Web-scale data integration involves fully automated efforts that lack knowledge of the exact match between data descriptions. In this talk we introduce schema matching prediction, an assessment mechanism to support schema matchers in the absence of an exact match. Given attribute pair-wise similarity measures, a predictor predicts the success of a matcher in identifying correct correspondences. We present a comprehensive framework in which predictors can be defined, designed, and evaluated. We formally define schema matching evaluation and schema matching prediction using similarity spaces and discuss a set of four desirable properties of predictors, namely correlation, robustness, tunability, and generalization. We present a method for constructing predictors, supporting generalization and introduce prediction models as means of tuning prediction towards various quality measures. We define the empirical properties of correlation and robustness and provide concrete measures for their evaluation. We illustrate the usefulness of schema matching prediction by presenting three use cases: We propose a method for ranking the relevance of deep Web sources with respect to given user needs. We show how predictors can assist in the design of schema matching systems. Finally, we show how prediction can support dynamic weight setting of matchers in an ensemble, thus improving upon current state-of-the-art weight setting methods. An extensive empirical evaluation shows the usefulness of predictors in these use cases and demonstrates the usefulness of prediction models in increasing the performance of schema matching.

Speaker:

Associate Professor Avigdor Gal of the Faculty of Industrial Engineering & Management at the Technion is a Technion graduate and an expert on information systems.

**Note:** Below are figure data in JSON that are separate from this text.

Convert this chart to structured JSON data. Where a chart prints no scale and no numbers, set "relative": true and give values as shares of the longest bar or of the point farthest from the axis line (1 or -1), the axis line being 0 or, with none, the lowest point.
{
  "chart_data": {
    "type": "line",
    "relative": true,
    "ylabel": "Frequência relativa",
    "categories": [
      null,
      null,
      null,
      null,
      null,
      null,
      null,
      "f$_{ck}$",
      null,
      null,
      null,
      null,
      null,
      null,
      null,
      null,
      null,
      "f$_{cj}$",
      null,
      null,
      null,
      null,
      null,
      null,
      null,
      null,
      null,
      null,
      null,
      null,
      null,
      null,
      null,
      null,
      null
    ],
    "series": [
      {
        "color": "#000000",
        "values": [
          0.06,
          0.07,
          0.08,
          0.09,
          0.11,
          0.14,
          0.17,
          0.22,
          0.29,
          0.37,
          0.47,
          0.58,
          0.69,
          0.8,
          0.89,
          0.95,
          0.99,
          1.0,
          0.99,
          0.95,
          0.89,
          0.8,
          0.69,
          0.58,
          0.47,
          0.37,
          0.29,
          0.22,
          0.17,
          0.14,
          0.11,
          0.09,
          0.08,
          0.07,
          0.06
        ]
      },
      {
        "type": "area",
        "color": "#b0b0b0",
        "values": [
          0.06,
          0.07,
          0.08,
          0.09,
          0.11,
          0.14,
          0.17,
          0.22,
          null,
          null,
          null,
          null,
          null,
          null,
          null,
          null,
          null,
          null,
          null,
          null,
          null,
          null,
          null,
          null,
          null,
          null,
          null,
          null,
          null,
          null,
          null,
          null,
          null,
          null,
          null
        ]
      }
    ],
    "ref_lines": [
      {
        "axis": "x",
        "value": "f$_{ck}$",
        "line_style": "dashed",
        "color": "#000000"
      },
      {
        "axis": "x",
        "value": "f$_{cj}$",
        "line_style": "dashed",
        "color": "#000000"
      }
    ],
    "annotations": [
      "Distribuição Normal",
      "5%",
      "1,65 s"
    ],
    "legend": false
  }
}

His research focuses on effective methods of integrating data from multiple and diverse sources, which affect the way businesses and consumers seek information over the Internet. His current work zeroes in on schema matching — the task of providing communication between databases, and connecting such communication to real-world concepts. Another line of research involves the identification of complex events such as flu epidemics, biological attacks, and breaches in computer security, and its application to disaster and crisis management. He has applied his research to European and American projects in government, eHealth, and the integration of business documents. Born in Tel Aviv-Jaffa, Prof. Gal received his bachelor’s degree in Computer Science in 1990, and in 1995 earned his doctorate in information systems engineering — both from the Technion. Prof. Gal has published more than 100 papers in leading professional journals (e.g. Journal of the ACM (JACM), ACM Transactions on Database Systems (TODS), IEEE Transactions on Knowledge and Data Engineering (TKDE), ACM Transactions on Internet Technology (TOIT), and the VLDB Journal) and conferences (ICDE, BPM, DEBS, ER, CoopIS) and books (Schema Matching and Mapping). He authored the book Uncertain schema Matching in 2011, serves in various editorial capacities for periodicals including the Journal on Data Semantics (JoDS), Encyclopedia of Database Systems and Computing, and has helped organize professional workshops and conferences nearly every year since 1998. He has won the IBM Faculty Award each year from 2002-2004, several Technion awards for teaching, the 2011-2013 Technion-Microsoft Electronic Commerce Research Award, and the 2012 Yanai Award for Excellence in Academic Education, and others.